Motivation and demotivation #nlpoli #nlvotes

“Complacency is your greatest enemy in an election,” Progressive Conservative Leader Kathy Dunderdale said Sunday.

“When it's hard to motivate people to become engaged to get out and to cast their ballot, then you have a concern about that.”

That’s a quote CBC used out as part of a story that focuses, curiously enough, on how one political leader and only one political leader is responding to an issue in the election:  lack of apparent voter interest.

The story casts Kathy Dunderdale in the role of impartial election commentator not as the leader of a political party who is – quite obviously – failing to motivate people to vote for her and her fellow Tories.

The story also mentions poll results to make sure no one forgets what election reporting is really all about.  There at the post… yada yada yada

Dunderdale’s not alone. All three leaders have that problem – failing to inspire voters positively -  but it varies from party to party.

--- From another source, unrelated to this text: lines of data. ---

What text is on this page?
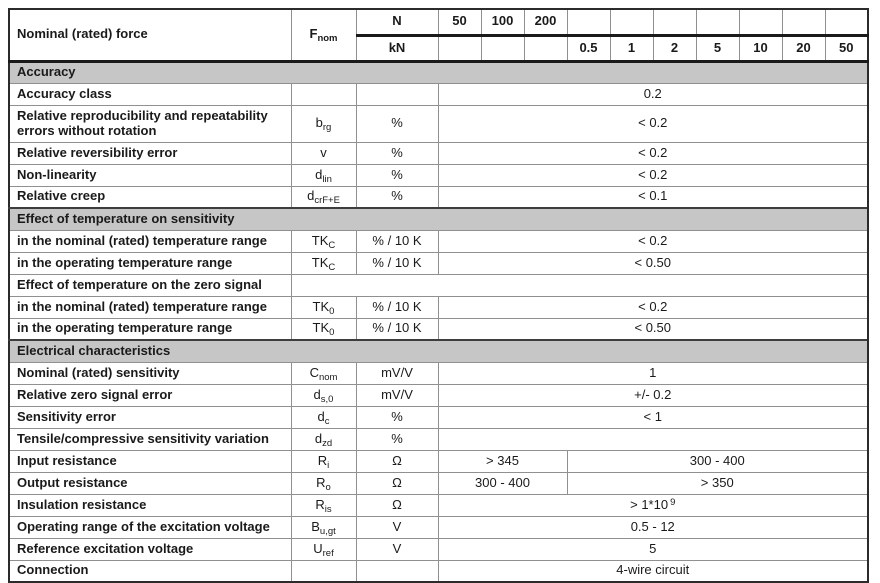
Nominal (rated) force	$F_{nom}$	N	50	100	200							
		kN				0.5	1	2	5	10	20	50
Accuracy												
Accuracy class			0.2									
Relative reproducibility and repeatability errors without rotation	$b_{rg}$	%	< 0.2									
Relative reversibility error	v	%	< 0.2									
Non-linearity	$d_{lin}$	%	< 0.2									
Relative creep	$d_{crF+E}$	%	< 0.1									
Effect of temperature on sensitivity												
in the nominal (rated) temperature range	$TK_C$	% / 10 K	< 0.2									
in the operating temperature range	$TK_C$	% / 10 K	< 0.50									
Effect of temperature on the zero signal												
in the nominal (rated) temperature range	$TK_0$	% / 10 K	< 0.2									
in the operating temperature range	$TK_0$	% / 10 K	< 0.50									
Electrical characteristics												
Nominal (rated) sensitivity	$C_{nom}$	mV/V	1									
Relative zero signal error	$d_{s,0}$	mV/V	+/- 0.2									
Sensitivity error	$d_c$	%	< 1									
Tensile/compressive sensitivity variation	$d_{zd}$	%										
Input resistance	$R_i$	Ω	> 345			300 - 400						
Output resistance	$R_o$	Ω	300 - 400			> 350						
Insulation resistance	$R_{is}$	Ω	> 1*10 $^9$
Operating range of the excitation voltage	$B_{u,gt}$	V	0.5 - 12									
Reference excitation voltage	$U_{ref}$	V	5									
Connection			4-wire circuit									
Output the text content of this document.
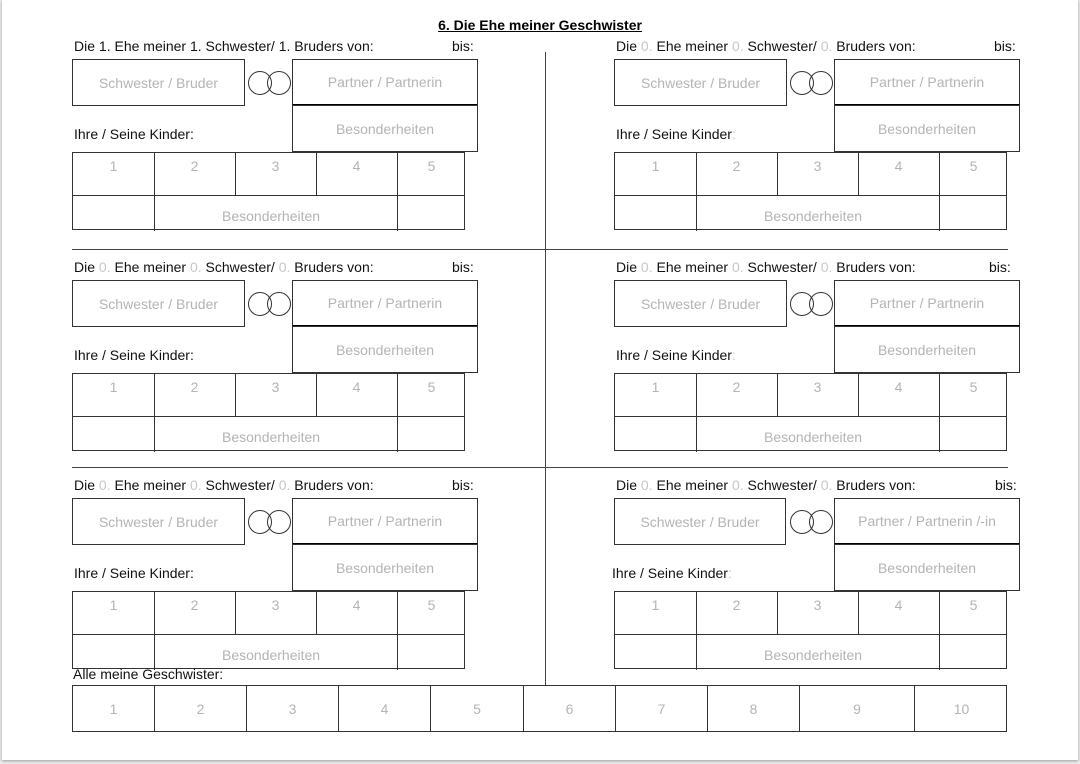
6. Die Ehe meiner Geschwister
Die 1. Ehe meiner 1. Schwester/ 1. Bruders von:	bis:
Schwester / Bruder	Partner / Partnerin
Besonderheiten
Ihre / Seine Kinder:
1	2	3	4	5
Besonderheiten
Die 0. Ehe meiner 0. Schwester/ 0. Bruders von:	bis:
Schwester / Bruder	Partner / Partnerin
Besonderheiten
Ihre / Seine Kinder:
1	2	3	4	5
Besonderheiten
Die 0. Ehe meiner 0. Schwester/ 0. Bruders von:	bis:
Schwester / Bruder	Partner / Partnerin
Besonderheiten
Ihre / Seine Kinder:
1	2	3	4	5
Besonderheiten
Die 0. Ehe meiner 0. Schwester/ 0. Bruders von:	bis:
Schwester / Bruder	Partner / Partnerin
Besonderheiten
Ihre / Seine Kinder:
1	2	3	4	5
Besonderheiten
Die 0. Ehe meiner 0. Schwester/ 0. Bruders von:	bis:
Schwester / Bruder	Partner / Partnerin
Besonderheiten
Ihre / Seine Kinder:
1	2	3	4	5
Besonderheiten
Die 0. Ehe meiner 0. Schwester/ 0. Bruders von:	bis:
Schwester / Bruder	Partner / Partnerin /-in
Besonderheiten
Ihre / Seine Kinder:
1	2	3	4	5
Besonderheiten
Alle meine Geschwister:
1	2	3	4	5	6	7	8	9	10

Dunderdale is the one whose inability to find any energy in  her campaign stands in stark contrast to her slogan.

Now when news media do this sort of reporting, there’s no giant conspiracy.  It’s just a sign of how much reporting in this province has become an adjunct of the political system.

The political story of the parties struggling against voter disinterest or the Tories and Dippers fighting in St,. John’s is is part of the real story of this election and, right up until the end,  CBC and every other news media outlet in the province has ignored it.

Why are people so unmoved by the politicians?  And if they are moved, at least in St. John’s, why is it to move from the Tories to the NDP?

Fascinating stuff.

But you’ll never find it in the conventional media.

There it’s all horse races and Kathy Dunderdale and others with an interest in the campaign framing their stories for themselves.